Village of Hope shelter urgently seeks donations after extensive flooding
Bemidji’s Village of Hope, an emergency shelter for families, flooded on Friday, Dec. 9, leading to extensive damage. The organization is now urgently seeking donations.
BEMIDJI — As a challenging end to her first two weeks on the job, Village of Hope’s new executive director, Michelle Raiter, is managing a crisis after the building flooded last Friday leading to extensive damage.
On the afternoon of Dec. 9, a sprinkler pipe burst, flooding all three floors of the building, which serves as an emergency shelter for families in crisis.
“I’ve never seen so much water,” Raiter said. “We had about two to three inches of water on all three floors. It’s extensive.”
Three families that had been staying at the shelter have been placed in a hotel, and Raiter and Village of Hope shared the need for urgent donations to help cover the cost of damages and repairs.

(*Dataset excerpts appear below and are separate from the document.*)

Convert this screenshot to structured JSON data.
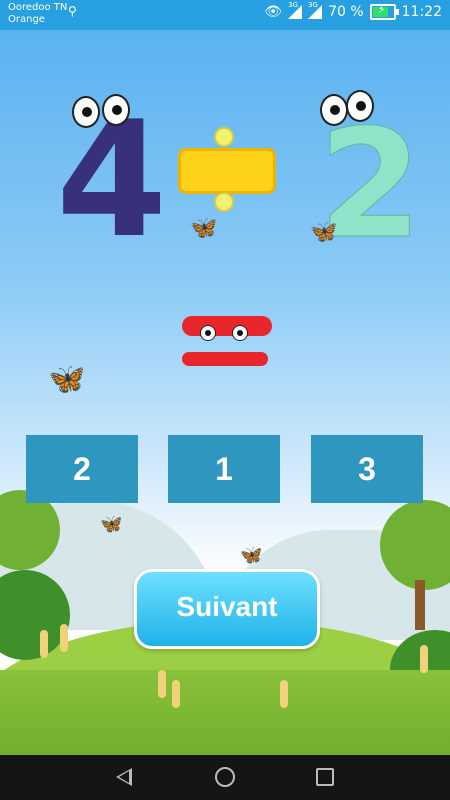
{
  "status_bar": {
    "carrier_line1": "Ooredoo TN",
    "carrier_line2": "Orange",
    "battery_percent": "70 %",
    "time": "11:22",
    "signal1_label": "3G",
    "signal2_label": "3G",
    "battery_level": 0.7,
    "icons": [
      "usb-icon",
      "eye-icon",
      "signal-icon",
      "battery-charging-icon"
    ]
  },
  "question": {
    "left_operand": "4",
    "operator": "divide",
    "right_operand": "2",
    "result_symbol": "equals"
  },
  "answers": [
    "2",
    "1",
    "3"
  ],
  "next_button_label": "Suivant",
  "nav_bar": {
    "icons": [
      "back-icon",
      "home-icon",
      "recent-apps-icon"
    ]
  },
  "colors": {
    "status_bar": "#26a0e0",
    "answer_box": "#2f96bf",
    "next_button": "#1fb3e8",
    "equals": "#e8262b",
    "divide": "#ffd21a"
  }
}
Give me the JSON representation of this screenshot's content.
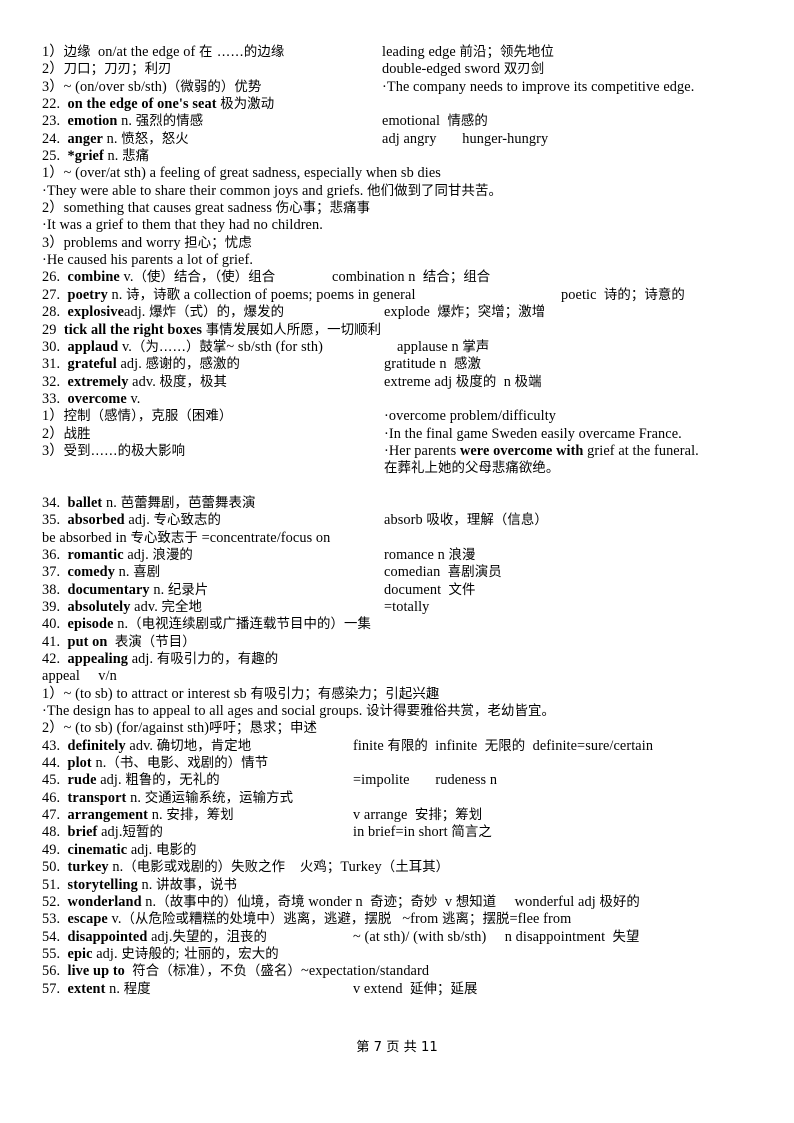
{
  "document": {
    "page_footer": "第 7 页 共 11",
    "lines": [
      {
        "left": "1）边缘  on/at the edge of 在 ……的边缘",
        "right": "leading edge 前沿；领先地位"
      },
      {
        "left": "2）刀口；刀刃；利刃",
        "right": "double-edged sword 双刃剑"
      },
      {
        "left": "3）~ (on/over sb/sth)（微弱的）优势",
        "right": "·The company needs to improve its competitive edge."
      },
      {
        "left": "22.  on the edge of one's seat 极为激动",
        "right": ""
      },
      {
        "left": "23.  emotion n. 强烈的情感",
        "right": "emotional  情感的"
      },
      {
        "left": "24.  anger n. 愤怒，怒火",
        "right": "adj angry      hunger-hungry"
      },
      {
        "left": "25.  *grief n. 悲痛",
        "right": ""
      },
      {
        "left": "1）~ (over/at sth) a feeling of great sadness, especially when sb dies",
        "right": ""
      },
      {
        "left": "·They were able to share their common joys and griefs. 他们做到了同甘共苦。",
        "right": ""
      },
      {
        "left": "2）something that causes great sadness 伤心事；悲痛事",
        "right": ""
      },
      {
        "left": "·It was a grief to them that they had no children.",
        "right": ""
      },
      {
        "left": "3）problems and worry 担心；忧虑",
        "right": ""
      },
      {
        "left": "·He caused his parents a lot of grief.",
        "right": ""
      },
      {
        "left": "26.  combine v.（使）结合，（使）组合",
        "right": "combination n  结合；组合"
      },
      {
        "left": "27.  poetry n. 诗，诗歌 a collection of poems; poems in general",
        "right": "poetic  诗的；诗意的"
      },
      {
        "left": "28.  explosive adj. 爆炸（式）的，爆发的",
        "right": "explode  爆炸；突增；激增"
      },
      {
        "left": "29  tick all the right boxes 事情发展如人所愿，一切顺利",
        "right": ""
      },
      {
        "left": "30.  applaud v.（为……）鼓掌~ sb/sth (for sth)",
        "right": "applause n 掌声"
      },
      {
        "left": "31.  grateful adj. 感谢的，感激的",
        "right": "gratitude n  感激"
      },
      {
        "left": "32.  extremely adv. 极度，极其",
        "right": "extreme adj 极度的  n 极端"
      },
      {
        "left": "33.  overcome v.",
        "right": ""
      },
      {
        "left": "1）控制（感情），克服（困难）",
        "right": "·overcome problem/difficulty"
      },
      {
        "left": "2）战胜",
        "right": "·In the final game Sweden easily overcame France."
      },
      {
        "left": "3）受到……的极大影响",
        "right": "·Her parents were overcome with grief at the funeral."
      },
      {
        "left": "",
        "right": "在葬礼上她的父母悲痛欲绝。"
      },
      {
        "left": "34.  ballet n. 芭蕾舞剧，芭蕾舞表演",
        "right": ""
      },
      {
        "left": "35.  absorbed adj. 专心致志的",
        "right": "absorb 吸收，理解（信息）"
      },
      {
        "left": "be absorbed in 专心致志于 =concentrate/focus on",
        "right": ""
      },
      {
        "left": "36.  romantic adj. 浪漫的",
        "right": "romance n 浪漫"
      },
      {
        "left": "37.  comedy n. 喜剧",
        "right": "comedian  喜剧演员"
      },
      {
        "left": "38.  documentary n. 纪录片",
        "right": "document  文件"
      },
      {
        "left": "39.  absolutely adv. 完全地",
        "right": "=totally"
      },
      {
        "left": "40.  episode n.（电视连续剧或广播连载节目中的）一集",
        "right": ""
      },
      {
        "left": "41.  put on  表演（节目）",
        "right": ""
      },
      {
        "left": "42.  appealing adj. 有吸引力的，有趣的",
        "right": ""
      },
      {
        "left": "appeal    v/n",
        "right": ""
      },
      {
        "left": "1）~ (to sb) to attract or interest sb 有吸引力；有感染力；引起兴趣",
        "right": ""
      },
      {
        "left": "·The design has to appeal to all ages and social groups. 设计得要雅俗共赏，老幼皆宜。",
        "right": ""
      },
      {
        "left": "2）~ (to sb) (for/against sth)呼吁；恳求；申述",
        "right": ""
      },
      {
        "left": "43.  definitely adv. 确切地，肯定地",
        "right": "finite 有限的  infinite  无限的  definite=sure/certain"
      },
      {
        "left": "44.  plot n.（书、电影、戏剧的）情节",
        "right": ""
      },
      {
        "left": "45.  rude adj. 粗鲁的，无礼的",
        "right": "=impolite      rudeness n"
      },
      {
        "left": "46.  transport n. 交通运输系统，运输方式",
        "right": ""
      },
      {
        "left": "47.  arrangement n. 安排，筹划",
        "right": "v arrange  安排；筹划"
      },
      {
        "left": "48.  brief adj. 短暂的",
        "right": "in brief=in short 简言之"
      },
      {
        "left": "49.  cinematic adj. 电影的",
        "right": ""
      },
      {
        "left": "50.  turkey n.（电影或戏剧的）失败之作    火鸡；Turkey（土耳其）",
        "right": ""
      },
      {
        "left": "51.  storytelling n. 讲故事，说书",
        "right": ""
      },
      {
        "left": "52.  wonderland n.（故事中的）仙境，奇境 wonder n  奇迹；奇妙  v 想知道      wonderful adj 极好的",
        "right": ""
      },
      {
        "left": "53.  escape v.（从危险或糟糕的处境中）逃离，逃避，摆脱   ~from 逃离；摆脱=flee from",
        "right": ""
      },
      {
        "left": "54.  disappointed adj. 失望的，沮丧的",
        "right": "~ (at sth)/ (with sb/sth)     n disappointment  失望"
      },
      {
        "left": "55.  epic adj. 史诗般的; 壮丽的，宏大的",
        "right": ""
      },
      {
        "left": "56.  live up to  符合（标准），不负（盛名）~expectation/standard",
        "right": ""
      },
      {
        "left": "57.  extent n. 程度",
        "right": "v extend  延伸；延展"
      }
    ]
  }
}
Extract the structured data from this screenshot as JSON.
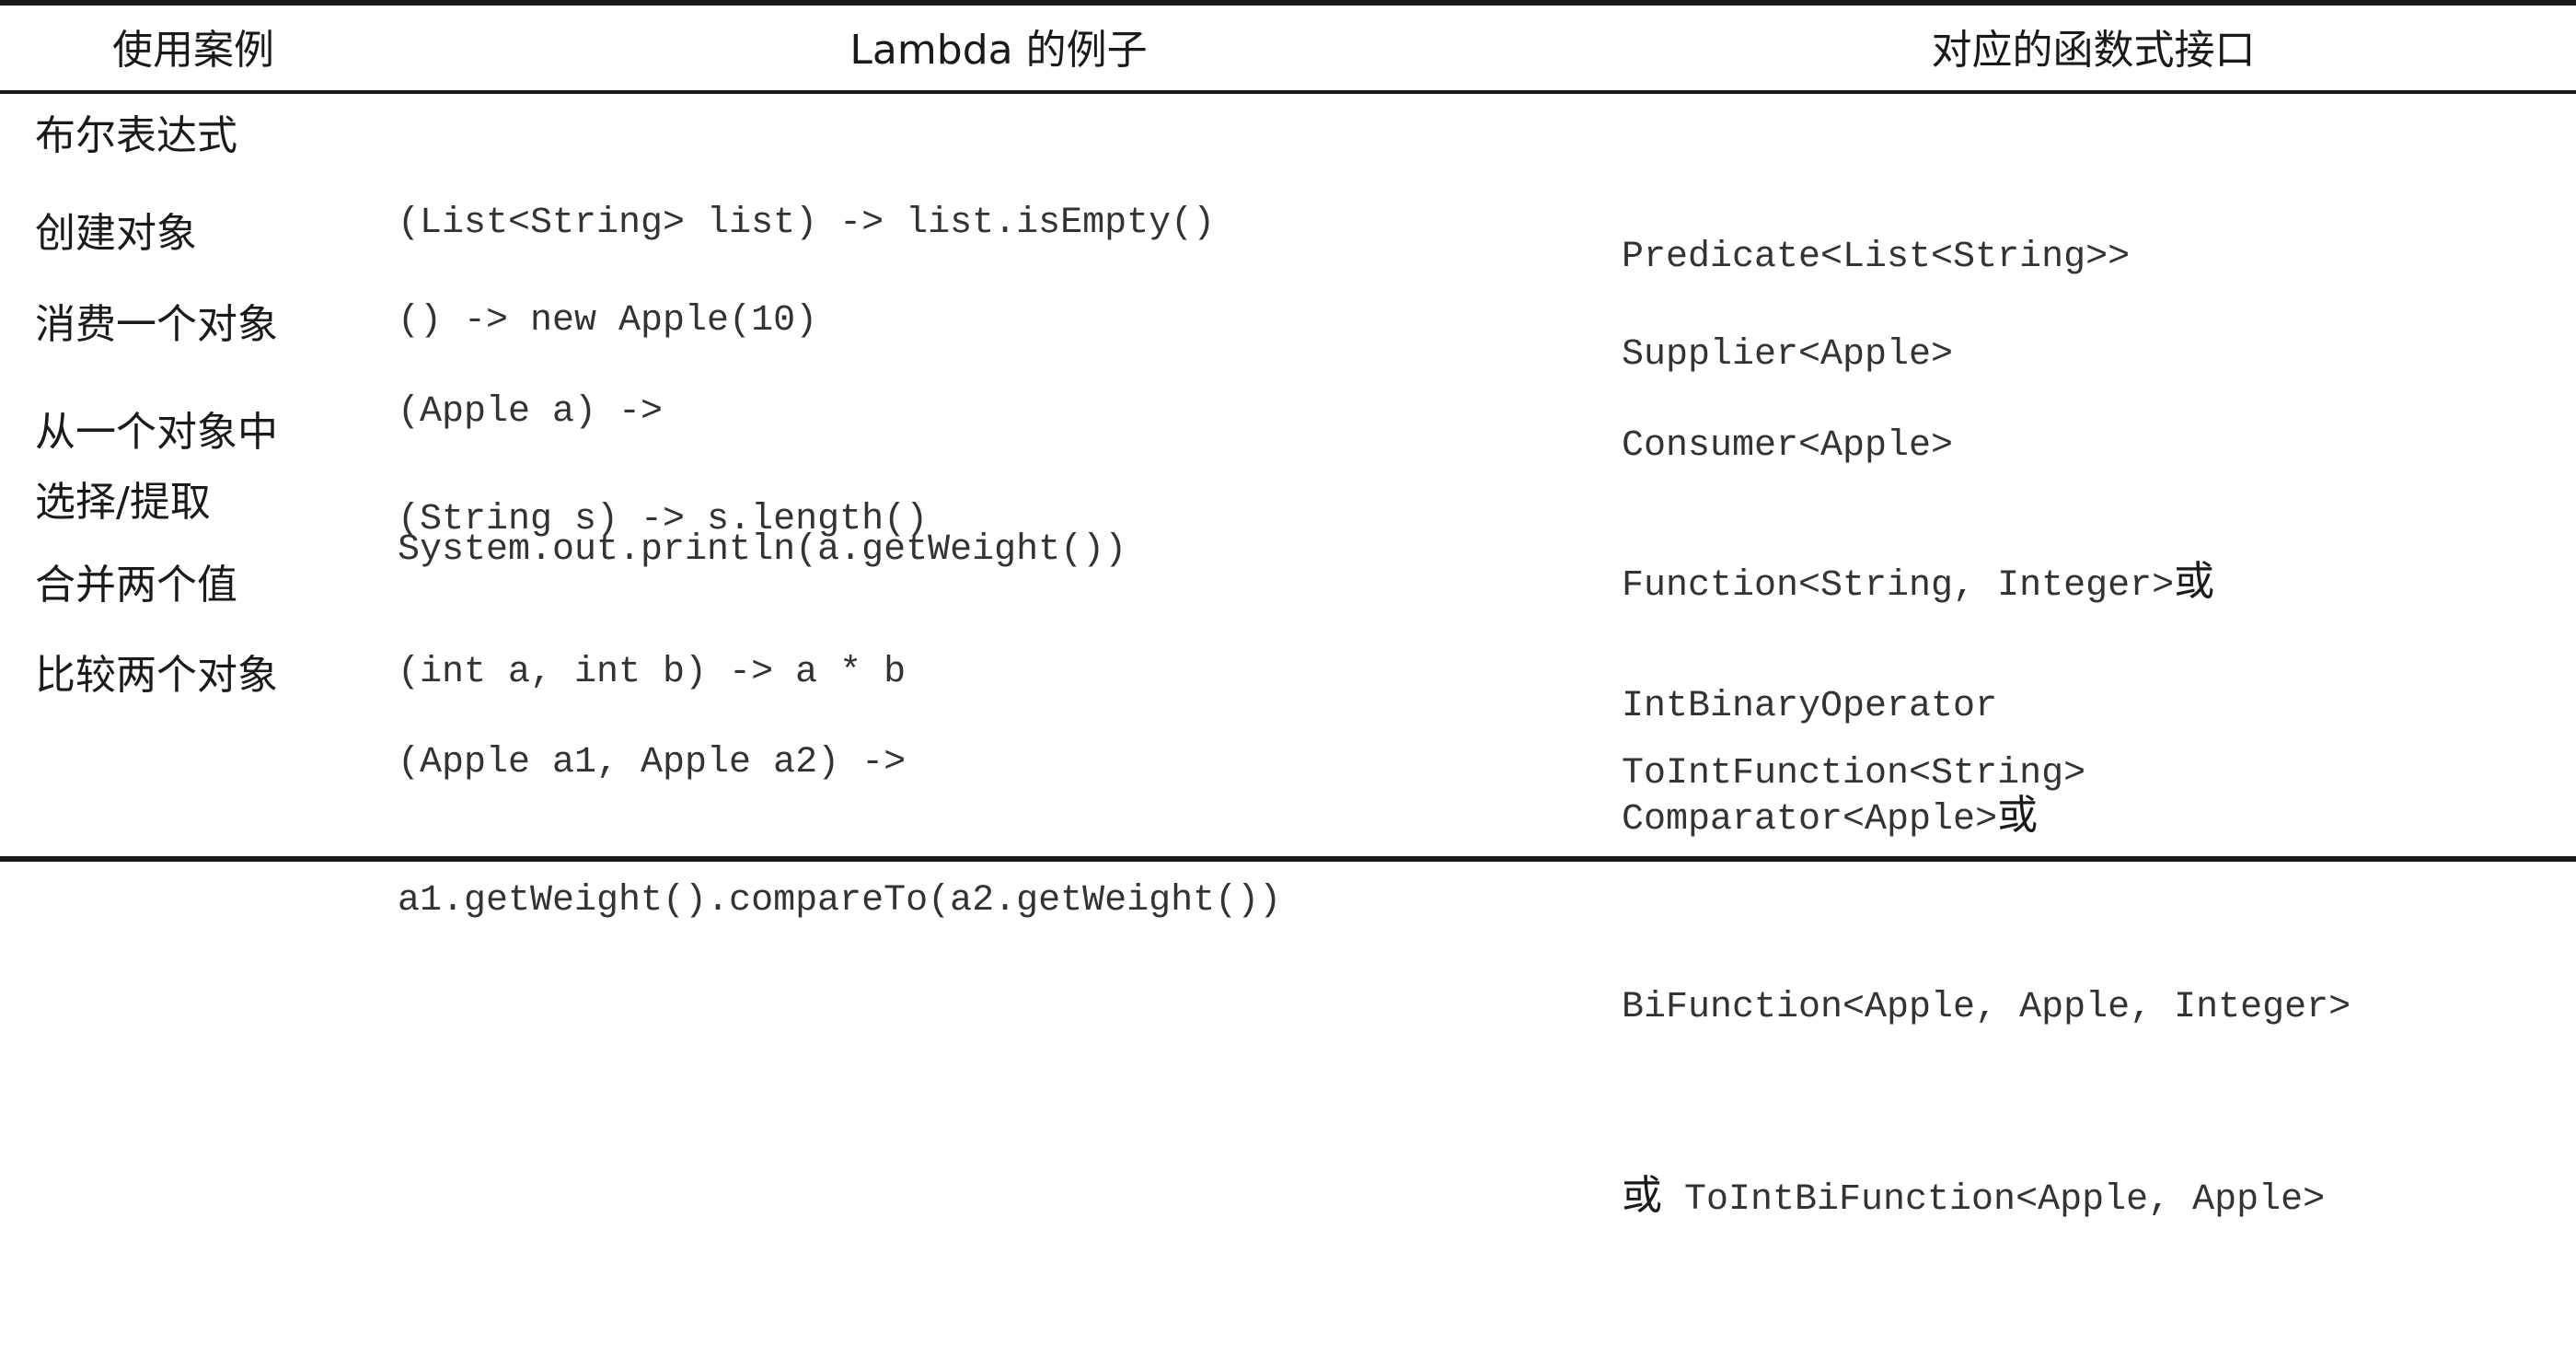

“We put the residents into a hotel room, and we’re going to be shut down for about three months,” Raiter said. “They have to take out the walls, ceilings, floors, everything.”
Without a building that’s safe for residents to stay in, Raiter explained that Village of Hope won’t be able to accept any additional families.
“We need donations really badly to help us get back so we can be operating and help our families again,” Raiter shared. “Anything helps.”
While at this point there isn’t a formal donation goal, Raiter explained that with the extent of the damage the costs will likely be high and that monetary donations are desperately needed.
“We’ve got probably 30 or more dryers trying to dry the place out right now, and they’ve been running since Friday nonstop,” Raiter said, “so we’re going to have a huge electric bill, too.”
All of this comes just two weeks after Raiter took on the position as executive director at Village of Hope, after the recent retirement of long-time director Sandy Hennum.
“I started the 29th (of November), and the first two weeks were training with Sandy,” Raiter said.
Prior to her new job, Raiter worked with Stellar Human Services, an organization that provides mental health services for children and families.
“For the past 20-plus years I’ve been working in mental health,” she said. “I also worked for Support Within Reach as a supervisor there, and I really enjoyed the nonprofit sector.”
When the position at Village of Hope opened up, Raiter thought it would be a natural fit for her interests and skills.
“I said, 'You know what, I’m going to try this' and then I got the job,” she shared, “I’ve felt so blessed to have this opportunity and to give back to the community.”
Raiter added that before the current crisis occurred, she had been adjusting to her new position naturally, and progress had been smooth.
“Before all of this it was going great,” Raiter said with a laugh. “Now with the flooding, it’s really been baptism by fire.”
Anyone interested in donating to Village of Hope can find information on the organization’s website. At this time, Raiter explained that Village of Hope is only able to accept monetary donations since there is no space for material gifts.
“We truly feel like every donation is such a blessing,” she shared. “We want very much to be able to continue to serve the community, and we look forward to helping as many families as we possibly can.”